The modules contain essential medicines commonly requested after a disaster, including medications to manage chronic conditions like diabetes.

When people impacted by storms are able to manage chronic conditions, they can avoid emergency rooms already overloaded with acute cases.

As hurricanes are formed and approach land, Direct Relief establishes and maintains continual contact with healthcare providers and government agencies, assessing needs and ensuring any hurdles to providing aid can be quickly cleared once a storm hits.

Post-landfall, the organization helps communities distribute and replenish stocks of critical supplies from its strategic medical stockpile.

Hurricanes: What to Know

1. Different risks arise from the natural environment, the built environment, and demographics—and the intersection of all three. A hurricane in an area without people or infrastructure is an event of nature. A hurricane becomes an emergency when it occurs in a populated area, where critical infrastructure exists, where substandard housing, levees, or other features of the built environment are present.

2. Basic needs must come first. Essential needs — food, water, shelter, and medical services — are the four immediate concerns in a hurricane or other emergency situation to safeguard people.

3. The storm isn’t the only health risk. Preventing injury and loss of life from storm-tossed debris, electrocution, exposure, or being caught in floodwaters are priorities for first responders and emergency personnel during a hurricane. Evacuations relate to geographic areas. But evacuating can be difficult for some. People who lack mobility or have other disabling physical or mental conditions have greater difficulty simply leaving their residences, as do those without transportation or with very low incomes.

4. Social Vulnerability: Who is at Risk, Where, and Why. Not everyone within a hurricane’s path is equally at risk. Extensive research by Dr.

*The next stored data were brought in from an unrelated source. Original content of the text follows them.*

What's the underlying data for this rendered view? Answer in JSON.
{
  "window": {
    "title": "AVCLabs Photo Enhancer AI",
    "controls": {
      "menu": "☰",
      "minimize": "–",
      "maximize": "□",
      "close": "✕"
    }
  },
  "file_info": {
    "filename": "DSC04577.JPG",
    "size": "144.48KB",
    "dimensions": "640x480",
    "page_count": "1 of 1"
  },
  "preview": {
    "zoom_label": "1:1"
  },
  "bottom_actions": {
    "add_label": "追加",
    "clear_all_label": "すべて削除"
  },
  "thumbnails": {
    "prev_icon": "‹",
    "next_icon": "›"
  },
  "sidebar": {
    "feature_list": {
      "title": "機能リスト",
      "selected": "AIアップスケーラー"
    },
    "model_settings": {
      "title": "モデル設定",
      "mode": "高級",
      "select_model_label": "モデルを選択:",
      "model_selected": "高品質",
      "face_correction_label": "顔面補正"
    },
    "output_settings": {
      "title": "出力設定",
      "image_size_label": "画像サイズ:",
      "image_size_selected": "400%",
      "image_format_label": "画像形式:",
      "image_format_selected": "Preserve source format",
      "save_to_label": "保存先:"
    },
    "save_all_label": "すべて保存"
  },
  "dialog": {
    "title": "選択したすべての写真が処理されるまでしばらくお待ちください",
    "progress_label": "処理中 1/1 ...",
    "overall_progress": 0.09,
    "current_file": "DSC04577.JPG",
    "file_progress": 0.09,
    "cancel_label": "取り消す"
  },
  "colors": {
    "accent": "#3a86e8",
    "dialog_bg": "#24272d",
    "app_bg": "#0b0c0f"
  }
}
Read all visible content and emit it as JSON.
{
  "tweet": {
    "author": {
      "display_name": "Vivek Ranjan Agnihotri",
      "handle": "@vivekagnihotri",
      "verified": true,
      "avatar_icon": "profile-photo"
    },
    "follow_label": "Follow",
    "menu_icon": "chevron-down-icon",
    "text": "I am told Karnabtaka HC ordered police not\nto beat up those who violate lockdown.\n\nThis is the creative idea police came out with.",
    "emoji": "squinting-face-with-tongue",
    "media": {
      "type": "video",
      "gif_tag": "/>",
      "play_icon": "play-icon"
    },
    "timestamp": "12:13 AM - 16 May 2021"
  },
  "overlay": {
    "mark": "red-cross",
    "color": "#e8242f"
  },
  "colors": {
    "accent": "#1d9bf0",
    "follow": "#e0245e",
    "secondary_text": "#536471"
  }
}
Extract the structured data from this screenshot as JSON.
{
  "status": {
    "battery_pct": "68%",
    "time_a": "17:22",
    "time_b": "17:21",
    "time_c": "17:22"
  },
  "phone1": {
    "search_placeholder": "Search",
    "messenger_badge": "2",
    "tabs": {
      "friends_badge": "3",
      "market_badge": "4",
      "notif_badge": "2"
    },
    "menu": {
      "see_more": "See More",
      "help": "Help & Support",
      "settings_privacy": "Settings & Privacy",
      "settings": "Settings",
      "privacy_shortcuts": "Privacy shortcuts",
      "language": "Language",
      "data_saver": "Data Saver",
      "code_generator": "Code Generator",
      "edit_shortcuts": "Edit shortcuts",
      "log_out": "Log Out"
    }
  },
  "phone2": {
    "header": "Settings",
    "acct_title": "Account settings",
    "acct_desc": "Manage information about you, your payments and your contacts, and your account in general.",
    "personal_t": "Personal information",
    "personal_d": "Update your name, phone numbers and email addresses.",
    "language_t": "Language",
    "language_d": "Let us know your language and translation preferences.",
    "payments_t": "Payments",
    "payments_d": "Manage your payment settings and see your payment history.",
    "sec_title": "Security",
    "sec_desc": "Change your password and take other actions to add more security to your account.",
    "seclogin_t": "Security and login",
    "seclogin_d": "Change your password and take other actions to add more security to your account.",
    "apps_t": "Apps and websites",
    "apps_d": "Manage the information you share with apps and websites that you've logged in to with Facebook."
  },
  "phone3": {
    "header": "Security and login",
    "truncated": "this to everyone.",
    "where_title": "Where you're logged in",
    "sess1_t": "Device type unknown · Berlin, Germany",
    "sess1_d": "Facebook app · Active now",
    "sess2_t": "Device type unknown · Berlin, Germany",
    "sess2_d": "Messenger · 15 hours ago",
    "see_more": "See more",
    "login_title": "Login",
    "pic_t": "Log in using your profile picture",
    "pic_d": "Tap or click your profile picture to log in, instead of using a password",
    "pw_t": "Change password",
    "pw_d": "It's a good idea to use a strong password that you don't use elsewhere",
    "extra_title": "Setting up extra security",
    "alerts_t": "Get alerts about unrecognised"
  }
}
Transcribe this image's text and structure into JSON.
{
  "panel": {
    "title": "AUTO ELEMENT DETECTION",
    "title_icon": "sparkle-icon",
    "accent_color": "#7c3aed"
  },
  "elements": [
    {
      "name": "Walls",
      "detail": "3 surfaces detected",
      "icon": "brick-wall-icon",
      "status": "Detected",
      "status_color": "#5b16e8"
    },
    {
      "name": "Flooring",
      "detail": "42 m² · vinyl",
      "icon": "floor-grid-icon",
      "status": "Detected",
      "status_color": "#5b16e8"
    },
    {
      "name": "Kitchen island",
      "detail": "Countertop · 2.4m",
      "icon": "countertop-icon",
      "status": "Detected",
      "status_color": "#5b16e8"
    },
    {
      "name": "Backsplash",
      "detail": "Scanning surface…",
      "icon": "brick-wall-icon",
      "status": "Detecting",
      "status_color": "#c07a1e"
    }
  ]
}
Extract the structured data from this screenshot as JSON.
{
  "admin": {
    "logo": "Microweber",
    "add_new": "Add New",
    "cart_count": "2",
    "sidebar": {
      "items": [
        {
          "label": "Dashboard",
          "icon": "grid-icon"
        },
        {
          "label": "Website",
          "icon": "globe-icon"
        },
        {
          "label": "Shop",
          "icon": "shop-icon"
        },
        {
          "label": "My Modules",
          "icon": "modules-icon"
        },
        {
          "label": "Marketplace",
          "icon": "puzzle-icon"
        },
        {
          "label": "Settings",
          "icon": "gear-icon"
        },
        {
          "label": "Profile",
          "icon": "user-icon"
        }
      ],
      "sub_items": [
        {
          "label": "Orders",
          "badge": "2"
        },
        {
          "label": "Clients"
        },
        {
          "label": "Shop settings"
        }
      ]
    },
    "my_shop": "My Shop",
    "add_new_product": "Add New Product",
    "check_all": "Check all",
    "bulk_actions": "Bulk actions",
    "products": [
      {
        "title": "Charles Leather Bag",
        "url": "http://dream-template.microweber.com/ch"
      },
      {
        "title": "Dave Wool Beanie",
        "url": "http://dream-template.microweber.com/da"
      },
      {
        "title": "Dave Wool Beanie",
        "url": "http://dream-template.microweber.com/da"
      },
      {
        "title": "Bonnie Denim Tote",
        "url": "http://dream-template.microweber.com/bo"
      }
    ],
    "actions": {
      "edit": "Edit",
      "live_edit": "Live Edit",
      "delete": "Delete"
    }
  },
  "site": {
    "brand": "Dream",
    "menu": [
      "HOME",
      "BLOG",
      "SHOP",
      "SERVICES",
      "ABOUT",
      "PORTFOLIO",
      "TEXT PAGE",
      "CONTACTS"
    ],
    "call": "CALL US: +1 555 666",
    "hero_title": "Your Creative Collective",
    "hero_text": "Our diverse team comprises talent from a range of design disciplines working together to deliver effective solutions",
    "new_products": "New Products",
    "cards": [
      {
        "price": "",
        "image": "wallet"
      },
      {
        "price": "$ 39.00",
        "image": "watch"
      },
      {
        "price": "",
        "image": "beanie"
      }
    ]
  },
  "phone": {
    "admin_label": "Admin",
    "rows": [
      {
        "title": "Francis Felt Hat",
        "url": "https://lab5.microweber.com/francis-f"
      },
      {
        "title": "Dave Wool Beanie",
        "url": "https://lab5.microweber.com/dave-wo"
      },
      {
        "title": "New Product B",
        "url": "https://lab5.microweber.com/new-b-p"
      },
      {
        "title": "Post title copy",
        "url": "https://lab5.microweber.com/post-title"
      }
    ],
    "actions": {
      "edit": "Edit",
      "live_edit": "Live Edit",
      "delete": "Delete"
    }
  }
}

Susan Cutter of the University of South Carolina regarding past hurricanes and other emergencies has identified over 30 factors that affect communities’ vulnerability in such events, including an area’s natural and built environment, its rural or urban character, and the demographic composition and income levels of the population.

5. Financial losses can be extreme and long-lasting. Hurricane-caused real and personal property damage or destruction is often readily apparent. Less readily apparent are both immediate and long-term economic losses for individuals and businesses, which result in extreme hardship that escapes official damage estimates. Lost sales and wages, uninsured losses of personal and real property, crop and capital-equipment losses, reduced property values, business failures, and even large-scale relocation of people from an area have a compounding effect upon each other.